И я никогда не забуду слова моего Адмирала. Что сейчас на свете он боится лишь одного. Что мы не сможем историю изменить, и через сколько-то лет все пойдет, как там – распад СССР, реставрация капитализма. И вся наша суета здесь окажется битвой с ветряными мельницами. Три твари в этом веке причинили нашей стране, нашему народу, наибольший вред – Гитлер, Горбачев, Ельцин. И если в этой реальности мы предупреждены, и последние двое не поднимутся выше рядового рабочего или колхозника – то с их идеями может вылезти и другая мразь. Что марксизм о роли личности в истории говорит?

«Не бывает такого, чтобы один проходимец сбил с пути многомиллионную нацию» – Энгельс, «Восемнадцатое брюмера Луи Бонапарта». Значит, массы тоже хотели – как рассказывал мне мой Адмирал, «в девяносто первом мы верили, скинем комбюрократию, демократически выберем лучших – и все как в Швейцарии заживем». И выбрали – жуликов и воров, растащивших по карманам и оффшорам народное достояние – все, что мы десятилетиями создавали, за что кровь лили, себя не жалея! Легко остановить одну большую сволочь – но что делать со сволочной идеей, охватившей массы, как вирусный грипп?
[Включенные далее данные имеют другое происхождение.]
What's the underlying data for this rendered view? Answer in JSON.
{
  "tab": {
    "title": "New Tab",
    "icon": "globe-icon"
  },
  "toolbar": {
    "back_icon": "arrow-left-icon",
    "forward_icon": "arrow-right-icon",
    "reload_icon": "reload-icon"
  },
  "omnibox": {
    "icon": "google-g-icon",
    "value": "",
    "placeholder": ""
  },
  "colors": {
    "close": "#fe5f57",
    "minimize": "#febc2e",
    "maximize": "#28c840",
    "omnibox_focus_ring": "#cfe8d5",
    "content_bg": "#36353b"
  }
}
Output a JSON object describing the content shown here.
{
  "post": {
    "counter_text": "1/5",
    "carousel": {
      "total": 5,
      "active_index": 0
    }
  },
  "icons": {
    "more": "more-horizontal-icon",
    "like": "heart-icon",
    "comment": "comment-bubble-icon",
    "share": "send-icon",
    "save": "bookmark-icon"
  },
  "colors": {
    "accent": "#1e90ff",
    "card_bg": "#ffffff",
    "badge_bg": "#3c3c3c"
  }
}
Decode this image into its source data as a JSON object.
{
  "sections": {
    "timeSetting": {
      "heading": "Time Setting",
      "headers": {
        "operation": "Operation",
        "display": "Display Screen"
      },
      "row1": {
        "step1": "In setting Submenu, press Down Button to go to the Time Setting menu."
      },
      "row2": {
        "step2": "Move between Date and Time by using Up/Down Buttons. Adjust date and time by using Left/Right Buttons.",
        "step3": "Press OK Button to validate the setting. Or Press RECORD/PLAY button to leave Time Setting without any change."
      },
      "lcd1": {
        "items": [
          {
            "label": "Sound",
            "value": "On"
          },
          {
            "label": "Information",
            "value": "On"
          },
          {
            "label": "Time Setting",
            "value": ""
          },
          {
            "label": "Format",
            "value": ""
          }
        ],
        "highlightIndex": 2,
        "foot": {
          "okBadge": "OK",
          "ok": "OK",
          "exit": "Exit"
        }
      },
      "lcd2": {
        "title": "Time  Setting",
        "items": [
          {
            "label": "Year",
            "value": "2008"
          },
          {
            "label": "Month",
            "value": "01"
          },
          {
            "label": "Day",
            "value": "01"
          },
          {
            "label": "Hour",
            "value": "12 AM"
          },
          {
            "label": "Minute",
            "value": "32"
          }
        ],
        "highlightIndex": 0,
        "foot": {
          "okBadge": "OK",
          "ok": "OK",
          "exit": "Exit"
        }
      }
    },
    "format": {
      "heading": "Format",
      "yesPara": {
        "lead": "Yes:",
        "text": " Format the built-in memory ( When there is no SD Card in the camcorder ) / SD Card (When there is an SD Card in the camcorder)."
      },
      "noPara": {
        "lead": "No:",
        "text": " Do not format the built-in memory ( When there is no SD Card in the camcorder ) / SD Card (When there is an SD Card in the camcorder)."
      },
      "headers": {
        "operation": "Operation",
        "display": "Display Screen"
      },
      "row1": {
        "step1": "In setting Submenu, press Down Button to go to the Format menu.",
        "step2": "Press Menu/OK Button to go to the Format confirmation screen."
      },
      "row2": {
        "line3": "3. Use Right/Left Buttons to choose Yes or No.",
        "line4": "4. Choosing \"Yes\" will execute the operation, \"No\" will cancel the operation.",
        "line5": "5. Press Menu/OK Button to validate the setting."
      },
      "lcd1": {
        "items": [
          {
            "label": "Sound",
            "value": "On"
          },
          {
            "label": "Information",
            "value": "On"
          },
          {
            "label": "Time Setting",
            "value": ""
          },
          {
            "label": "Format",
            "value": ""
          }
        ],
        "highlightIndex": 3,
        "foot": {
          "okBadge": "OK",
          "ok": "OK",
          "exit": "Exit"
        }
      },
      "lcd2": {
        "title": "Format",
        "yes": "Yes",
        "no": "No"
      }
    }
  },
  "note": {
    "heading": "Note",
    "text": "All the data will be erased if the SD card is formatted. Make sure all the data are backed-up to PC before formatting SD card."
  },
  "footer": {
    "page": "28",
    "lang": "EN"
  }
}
Так и появилась наша служба. В мое первое дело в Киеве, то же лето победного сорок четвертого, я числилась как помощник члена ЦК ВКП(б) товарища Пономаренко, ответственного за пропаганду. Это удостоверение и сейчас у меня есть, как и «корочки» МГБ – согласно регламенту, сотрудники Службы партийной безопасности имеют право «при исполнении» на любую должность и фамилию. Мы стоим в иерархии выше, чем госбезопасность, но не подменяем ее – если их можно сравнить с хирургами, удалять пораженное уже развившейся болезнью, то мы – терапевты, должные процесс на ранней стадии перехватить, или даже гигиенисты – такие условия обеспечить, чтоб болезнетворным бациллам благоприятной среды не было с самого начала. Ну, а в разговоре к нам прилепилось неофициальное слово «инквизиция». Хотя герр Рудински (бывший группенфюрер, а сейчас бессменный пока глава Штази ГДР), с которым я свела знакомство, когда он приезжал в Москву по служебным делам (а после и я также побывала в гостях в Берлине), утверждал, что мы – это полный аналог СД, «партийная безопасность», также стоявшая в иерархии выше всех спецслужб рейха.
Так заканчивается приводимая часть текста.